Nayib Bukele est devenu président du Salvador en 2019, à trente-sept ans. Et il joue volontiers de cette jeunesse dans sa communication politique. Pour montrer à quel point il est cool, ce barbu au sourire avantageux porte volontiers sa casquette à l’envers. Et pour confirmer qu’il est moderne, il a fait du Salvador le premier pays du monde à adopter le bitcoin, une crypto-monnaie, comme monnaie légale au même titre que le dollar des États-Unis. Mais être fringant et branché n’empêche pas d’avoir la "mano dura", comme on dit en Amérique latine. C’est-à-dire la main ferme, dure, parfois violente.
Dans le cas de Nayib Bukele, c’est sa poigne face aux gangs qui lui vaut aujourd’hui une impressionnante popularité dans l’opinion salvadorienne. Depuis des années, les différentes maras, le nom générique des gangs, terrorisent des quartiers, des villages, des villes du Salvador. Mais en quatre ans de présidence Bukele, le taux d’homicides dans le pays s’est officiellement effondré de près de 85%.
Et début février, le président salvadorien a inauguré un méga-pénitencier destinée à accueillir à terme pas moins de 40.000 prisonniers. Les quatre mille premiers détenus ont été amenés ces dernières semaines en deux vagues au Centre de confinement du terrorisme (Cecot), selon son appellation officielle. Et les photos impressionnantes de ces hommes agenouillés en longues rangées et l’échine courbée devant les gardiens ont été communiquées à la presse nationale et internationale par la présidence salvadorienne.
Il faut dire que le pays ne manque pas de potentiels détenus pour alimenter cette nouvelle prison. En un an, 64 000 hommes ont été arrêtés par les forces de l’ordre pour appartenance aux maras. Ou du moins, appartenance présumée car avant de se livrer à ces rafles massives, le gouvernement de Nayib Bukele a fait adopter par le Parlement, que son parti politique domine, un régime d’exception pour faciliter les arrestations sans mandat judiciaire et suspendre les droits de la défense au nom de la guerre contre la délinquance organisée. Résultat : certains hommes ont été interpellées à cause d’un simple tatouage, marque de reconnaissance des maras. Ou parce qu’ils ont été dénoncés. Ou parce qu’un de leurs proches est membre d’un gang…
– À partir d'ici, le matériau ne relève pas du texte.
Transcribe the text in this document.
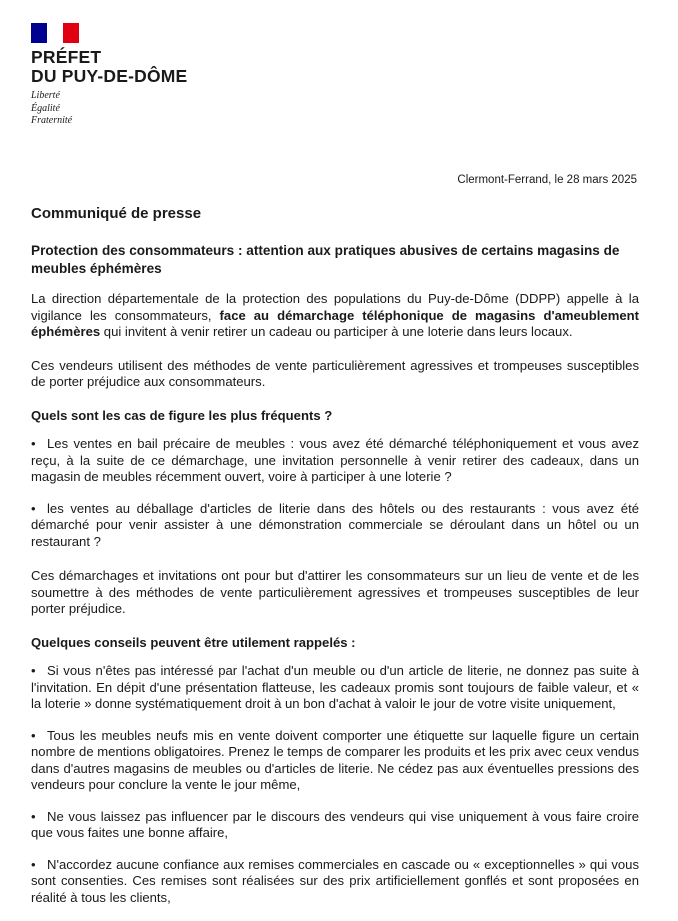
PRÉFET
DU PUY-DE-DÔME
Liberté
Égalité
Fraternité
Clermont-Ferrand, le 28 mars 2025
Communiqué de presse
Protection des consommateurs : attention aux pratiques abusives de certains magasins de meubles éphémères

La direction départementale de la protection des populations du Puy-de-Dôme (DDPP) appelle à la vigilance les consommateurs, face au démarchage téléphonique de magasins d'ameublement éphémères qui invitent à venir retirer un cadeau ou participer à une loterie dans leurs locaux.

Ces vendeurs utilisent des méthodes de vente particulièrement agressives et trompeuses susceptibles de porter préjudice aux consommateurs.

Quels sont les cas de figure les plus fréquents ?

• Les ventes en bail précaire de meubles : vous avez été démarché téléphoniquement et vous avez reçu, à la suite de ce démarchage, une invitation personnelle à venir retirer des cadeaux, dans un magasin de meubles récemment ouvert, voire à participer à une loterie ?

• les ventes au déballage d'articles de literie dans des hôtels ou des restaurants : vous avez été démarché pour venir assister à une démonstration commerciale se déroulant dans un hôtel ou un restaurant ?

Ces démarchages et invitations ont pour but d'attirer les consommateurs sur un lieu de vente et de les soumettre à des méthodes de vente particulièrement agressives et trompeuses susceptibles de leur porter préjudice.

Quelques conseils peuvent être utilement rappelés :

• Si vous n'êtes pas intéressé par l'achat d'un meuble ou d'un article de literie, ne donnez pas suite à l'invitation. En dépit d'une présentation flatteuse, les cadeaux promis sont toujours de faible valeur, et « la loterie » donne systématiquement droit à un bon d'achat à valoir le jour de votre visite uniquement,

• Tous les meubles neufs mis en vente doivent comporter une étiquette sur laquelle figure un certain nombre de mentions obligatoires. Prenez le temps de comparer les produits et les prix avec ceux vendus dans d'autres magasins de meubles ou d'articles de literie. Ne cédez pas aux éventuelles pressions des vendeurs pour conclure la vente le jour même,

• Ne vous laissez pas influencer par le discours des vendeurs qui vise uniquement à vous faire croire que vous faites une bonne affaire,

• N'accordez aucune confiance aux remises commerciales en cascade ou « exceptionnelles » qui vous sont consenties. Ces remises sont réalisées sur des prix artificiellement gonflés et sont proposées en réalité à tous les clients,
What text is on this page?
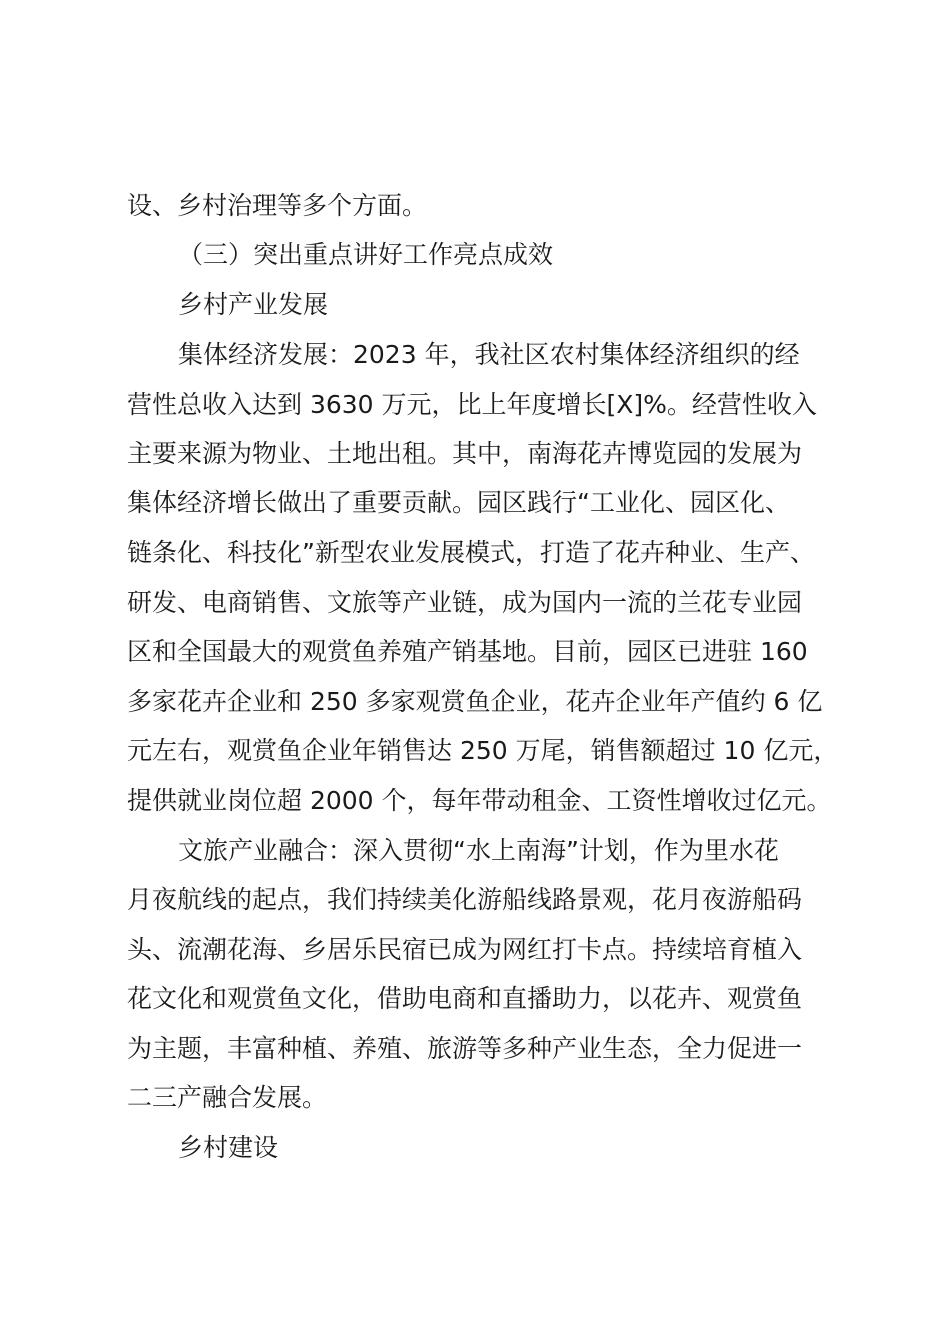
设、乡村治理等多个方面。
（三）突出重点讲好工作亮点成效
乡村产业发展
集体经济发展：2023 年，我社区农村集体经济组织的经
营性总收入达到 3630 万元，比上年度增长[X]%。经营性收入
主要来源为物业、土地出租。其中，南海花卉博览园的发展为
集体经济增长做出了重要贡献。园区践行“工业化、园区化、
链条化、科技化”新型农业发展模式，打造了花卉种业、生产、
研发、电商销售、文旅等产业链，成为国内一流的兰花专业园
区和全国最大的观赏鱼养殖产销基地。目前，园区已进驻 160
多家花卉企业和 250 多家观赏鱼企业，花卉企业年产值约 6 亿
元左右，观赏鱼企业年销售达 250 万尾，销售额超过 10 亿元，
提供就业岗位超 2000 个，每年带动租金、工资性增收过亿元。
文旅产业融合：深入贯彻“水上南海”计划，作为里水花
月夜航线的起点，我们持续美化游船线路景观，花月夜游船码
头、流潮花海、乡居乐民宿已成为网红打卡点。持续培育植入
花文化和观赏鱼文化，借助电商和直播助力，以花卉、观赏鱼
为主题，丰富种植、养殖、旅游等多种产业生态，全力促进一
二三产融合发展。
乡村建设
Si Nayib Bukele brandit la baisse impressionnante du nombre d’homicides depuis son arrivée au pouvoir pour justifier sa politique de mano dura, des journalistes d’investigation de son pays, mais aussi le procureur d’un tribunal de New York avancent une autre explication : selon eux, entre 2019 et 2022, des responsables du gouvernement salvadorien auraient secrètement négocié à plusieurs reprises avec des maras une réduction des homicides en échange de la non-extradition vers les États-Unis de plusieurs chefs de gangs emprisonnés au Salvador.
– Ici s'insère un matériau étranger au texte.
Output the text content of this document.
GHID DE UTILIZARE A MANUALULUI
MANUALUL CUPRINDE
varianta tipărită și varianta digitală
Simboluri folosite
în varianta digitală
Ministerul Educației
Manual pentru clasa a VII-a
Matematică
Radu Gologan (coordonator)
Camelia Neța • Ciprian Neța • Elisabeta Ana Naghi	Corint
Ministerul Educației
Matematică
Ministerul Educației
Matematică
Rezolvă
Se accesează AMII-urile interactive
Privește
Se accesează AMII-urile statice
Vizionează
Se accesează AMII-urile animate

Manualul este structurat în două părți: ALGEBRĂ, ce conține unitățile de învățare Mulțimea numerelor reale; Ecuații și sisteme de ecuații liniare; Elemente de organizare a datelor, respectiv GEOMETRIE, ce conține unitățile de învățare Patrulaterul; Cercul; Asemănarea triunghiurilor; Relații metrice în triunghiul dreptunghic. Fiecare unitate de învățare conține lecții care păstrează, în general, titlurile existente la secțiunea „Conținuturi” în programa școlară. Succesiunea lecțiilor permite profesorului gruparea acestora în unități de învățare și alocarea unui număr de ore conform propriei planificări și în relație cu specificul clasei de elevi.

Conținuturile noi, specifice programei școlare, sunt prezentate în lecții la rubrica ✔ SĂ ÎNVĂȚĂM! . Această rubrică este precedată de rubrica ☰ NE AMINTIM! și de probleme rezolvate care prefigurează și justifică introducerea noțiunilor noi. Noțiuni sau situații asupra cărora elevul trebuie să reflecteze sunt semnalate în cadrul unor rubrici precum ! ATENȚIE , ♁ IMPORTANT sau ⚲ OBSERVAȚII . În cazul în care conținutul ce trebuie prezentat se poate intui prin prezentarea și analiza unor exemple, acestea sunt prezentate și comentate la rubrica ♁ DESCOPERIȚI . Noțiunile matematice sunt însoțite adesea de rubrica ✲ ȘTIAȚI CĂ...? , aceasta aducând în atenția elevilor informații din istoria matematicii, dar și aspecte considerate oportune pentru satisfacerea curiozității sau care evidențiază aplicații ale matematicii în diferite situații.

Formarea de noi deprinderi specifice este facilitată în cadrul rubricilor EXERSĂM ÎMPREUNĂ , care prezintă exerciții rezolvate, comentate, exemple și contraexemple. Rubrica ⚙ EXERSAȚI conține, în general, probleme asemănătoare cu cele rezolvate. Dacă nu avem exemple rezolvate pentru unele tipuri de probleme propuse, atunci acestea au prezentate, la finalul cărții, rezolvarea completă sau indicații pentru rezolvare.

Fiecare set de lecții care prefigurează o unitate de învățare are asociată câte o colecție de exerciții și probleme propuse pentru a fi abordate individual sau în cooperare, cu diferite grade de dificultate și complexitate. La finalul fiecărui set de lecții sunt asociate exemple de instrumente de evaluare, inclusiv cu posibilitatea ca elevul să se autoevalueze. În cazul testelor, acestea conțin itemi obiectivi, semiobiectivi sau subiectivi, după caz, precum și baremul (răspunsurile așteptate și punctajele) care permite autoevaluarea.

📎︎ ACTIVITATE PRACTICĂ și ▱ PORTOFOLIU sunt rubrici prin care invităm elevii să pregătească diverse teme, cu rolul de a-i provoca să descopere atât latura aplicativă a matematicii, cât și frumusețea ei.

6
Jusqu’à présent, ces affirmations n’ont pas entamé la cote de popularité de Nayib Bukele auprès de ses concitoyens. Cela tombe bien pour lui puisqu’il envisage de se représenter à la présidence du pays en février 2024. Et d’ici là, les innocents emprisonnés dans le méga-pénitencier avec de véritables criminels n’auront sans doute pas eu le loisir de sortir pour dire ce qu’ils pensent de la mano dura.